Machtkampf in Mali nach den Präsidentschaftswahlen

Ein harter Machtkampf steht bevor

Am 4. September tritt der neue Präsident Malis sein Amt an, doch weiterhin streiten verschiedene Lager um die Macht.

Der auf Ibrahim Boubacar Keïta, genannt IBK, lastende Druck ist groß. Neben der Ernennung eines Ministerpräsidenten muss der malische Präsident über den Termin für die Parlamentswahlen entscheiden. Diese wichtigen Entscheidungen bestimmen die künftige politische Ausrichtung in Mali. Nach dem Präsidenten müssen nun auch die Nationalversammlung und die Lokalparlamente neu gewählt werden. Aber es stellt sich die Frage, wann diese Wahlen stattfinden sollen und wer sie organisiert und überwacht.
Noch regiert die Übergangsregierung unter Präsident Dioncounda Traoré. Das Kräfteverhältnis zwischen den politischen Strömungen und Parteien dürfte sich aber ändern. Zwei Lager kämpften seit dem Ausbruch der schweren Staatskrise von Anfang 2012 um die Macht. Auf der einen Seite standen die Vertreter der alten Oligarchie, die unter dem vormaligen Präsidenten Amadou Toumani Touré das Land an den Rand des Abgrunds wirtschaftete.
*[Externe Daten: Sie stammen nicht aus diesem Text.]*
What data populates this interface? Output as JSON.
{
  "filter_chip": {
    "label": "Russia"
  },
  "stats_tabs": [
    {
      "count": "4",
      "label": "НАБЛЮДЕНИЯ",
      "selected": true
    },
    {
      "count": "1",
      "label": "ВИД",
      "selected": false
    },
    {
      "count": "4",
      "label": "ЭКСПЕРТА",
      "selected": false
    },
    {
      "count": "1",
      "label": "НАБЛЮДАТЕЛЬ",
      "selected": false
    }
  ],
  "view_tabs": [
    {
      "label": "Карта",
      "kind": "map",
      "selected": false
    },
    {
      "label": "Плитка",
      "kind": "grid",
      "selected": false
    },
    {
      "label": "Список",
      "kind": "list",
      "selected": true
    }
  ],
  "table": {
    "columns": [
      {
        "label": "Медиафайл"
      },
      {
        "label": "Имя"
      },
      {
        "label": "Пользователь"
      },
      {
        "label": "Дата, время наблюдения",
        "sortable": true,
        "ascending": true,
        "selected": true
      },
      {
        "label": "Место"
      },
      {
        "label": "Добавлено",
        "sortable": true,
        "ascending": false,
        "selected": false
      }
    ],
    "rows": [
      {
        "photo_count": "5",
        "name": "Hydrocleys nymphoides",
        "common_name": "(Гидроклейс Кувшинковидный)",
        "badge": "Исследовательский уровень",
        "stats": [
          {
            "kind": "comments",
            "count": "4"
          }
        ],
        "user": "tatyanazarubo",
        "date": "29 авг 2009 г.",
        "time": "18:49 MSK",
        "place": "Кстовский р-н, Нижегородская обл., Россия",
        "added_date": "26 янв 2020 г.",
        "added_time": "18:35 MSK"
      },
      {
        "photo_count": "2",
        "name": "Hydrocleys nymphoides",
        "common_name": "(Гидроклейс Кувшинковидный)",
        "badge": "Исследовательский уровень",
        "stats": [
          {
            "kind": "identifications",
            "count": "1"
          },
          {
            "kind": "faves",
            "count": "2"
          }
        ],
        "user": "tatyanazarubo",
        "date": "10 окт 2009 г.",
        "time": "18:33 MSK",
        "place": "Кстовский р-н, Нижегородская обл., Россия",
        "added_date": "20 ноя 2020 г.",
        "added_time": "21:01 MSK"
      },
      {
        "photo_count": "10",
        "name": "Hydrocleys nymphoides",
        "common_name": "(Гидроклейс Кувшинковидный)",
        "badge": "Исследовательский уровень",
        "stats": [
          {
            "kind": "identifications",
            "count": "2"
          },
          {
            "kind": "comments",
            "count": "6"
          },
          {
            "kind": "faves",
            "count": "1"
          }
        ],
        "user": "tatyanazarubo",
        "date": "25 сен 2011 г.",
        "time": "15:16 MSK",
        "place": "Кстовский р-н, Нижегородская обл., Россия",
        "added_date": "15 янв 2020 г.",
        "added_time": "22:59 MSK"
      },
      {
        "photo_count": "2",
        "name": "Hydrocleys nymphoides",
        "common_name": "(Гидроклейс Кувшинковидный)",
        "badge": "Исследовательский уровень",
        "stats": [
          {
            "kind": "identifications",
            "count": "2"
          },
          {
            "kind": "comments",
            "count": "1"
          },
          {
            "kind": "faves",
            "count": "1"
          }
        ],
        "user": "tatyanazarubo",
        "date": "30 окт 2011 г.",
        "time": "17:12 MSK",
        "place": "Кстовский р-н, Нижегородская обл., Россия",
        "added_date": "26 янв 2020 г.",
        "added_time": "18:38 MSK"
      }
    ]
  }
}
Touré hätte im Frühjahr 2012 zurücktreten müssen, bereitete sich aber auf ein Arrangement vor, durch das er bis 2015 im Amt geblieben wäre. Unter Berufung auf einen Verfassungsartikel, der es erlaubt, Wahlen im Notstands- oder Kriegsfall auszusetzen, hätte er die Präsidentschaftswahl wahrscheinlich verschoben. Dies war, neben dem Interesse der alten Oligarchie und der Warlords im Norden am Drogenhandel, einer der Gründe, warum Touré die Warlords der separatistischen Tuareg-Bewegung MNLA im Bunde mit den Jihadisten im Norden Malis immer wieder gewähren ließ.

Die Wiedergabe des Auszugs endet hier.